Reduce heat in the pan, add a little oil, add onion and garlic, cook for 1 minute, add carrot and capsicum, cook for 1-2 minutes, and stir occasionally.
Sprinkle in paprika, flour and caraway seeds, stir until the carrots and capsicums are coated. Gradually pour in the tomato puree and stock, stirring well. Stir until the mixture boils. Add to the casserole dish, stir to combine. Cover the casserole dish, place in oven. Stir every 40 minutes or so, add water if needed to keep the ingredients just covered. Cook until the beef is very tender.
To make and cook chive dumplings
Using your fingertips rub the butter into the flour. Add the salt and baking powder and chives, mix well. Make a hole in the centre, add the cold milk, and mix lightly until just combined.

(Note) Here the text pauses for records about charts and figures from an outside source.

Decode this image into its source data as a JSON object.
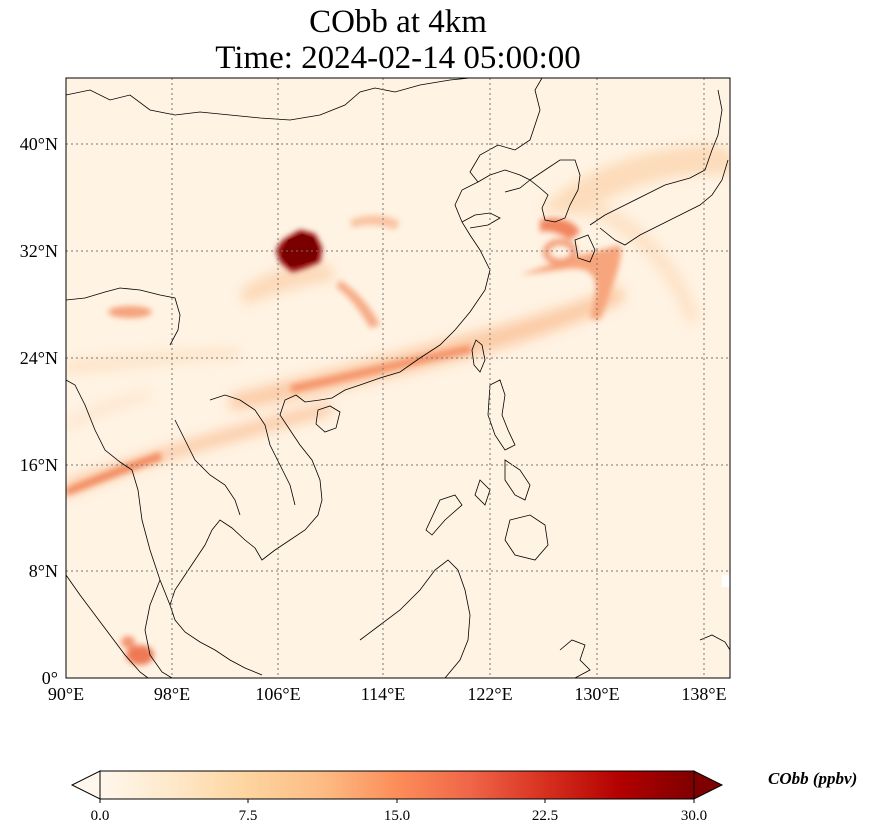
{
  "title_line1": "CObb at 4km",
  "title_line2": "Time: 2024-02-14 05:00:00",
  "map": {
    "lon_range": [
      90,
      139
    ],
    "lat_range": [
      0,
      44
    ],
    "lon_ticks": [
      "90°E",
      "98°E",
      "106°E",
      "114°E",
      "122°E",
      "130°E",
      "138°E"
    ],
    "lon_tick_values": [
      90,
      98,
      106,
      114,
      122,
      130,
      138
    ],
    "lat_ticks": [
      "0°",
      "8°N",
      "16°N",
      "24°N",
      "32°N",
      "40°N"
    ],
    "lat_tick_values": [
      0,
      8,
      16,
      24,
      32,
      40
    ],
    "gridlines": "dotted",
    "colormap": "OrRd"
  },
  "colorbar": {
    "label": "CObb (ppbv)",
    "min": 0,
    "max": 30,
    "ticks": [
      "0.0",
      "7.5",
      "15.0",
      "22.5",
      "30.0"
    ],
    "extend": "both",
    "colors": [
      "#fff7ec",
      "#fee8c8",
      "#fdd49e",
      "#fdbb84",
      "#fc8d59",
      "#ef6548",
      "#d7301f",
      "#b30000",
      "#7f0000"
    ]
  }
}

Test your casserole, if the meat is tender (and just about ready to serve) you can now add the dumpling mixture. Drop small spoonfuls of the mixture around the edge of the simmering casserole. Re-cover the casserole dish and cook casserole for a further 15-20 minutes.
Cooktop method
Place the browned beef and other ingredients in a heavy-based pot. Partially cover, keep the heat low. Stir occasionally, add water if needed during the cooking time to keep ingredients well covered. Simmer until the meat is very tender.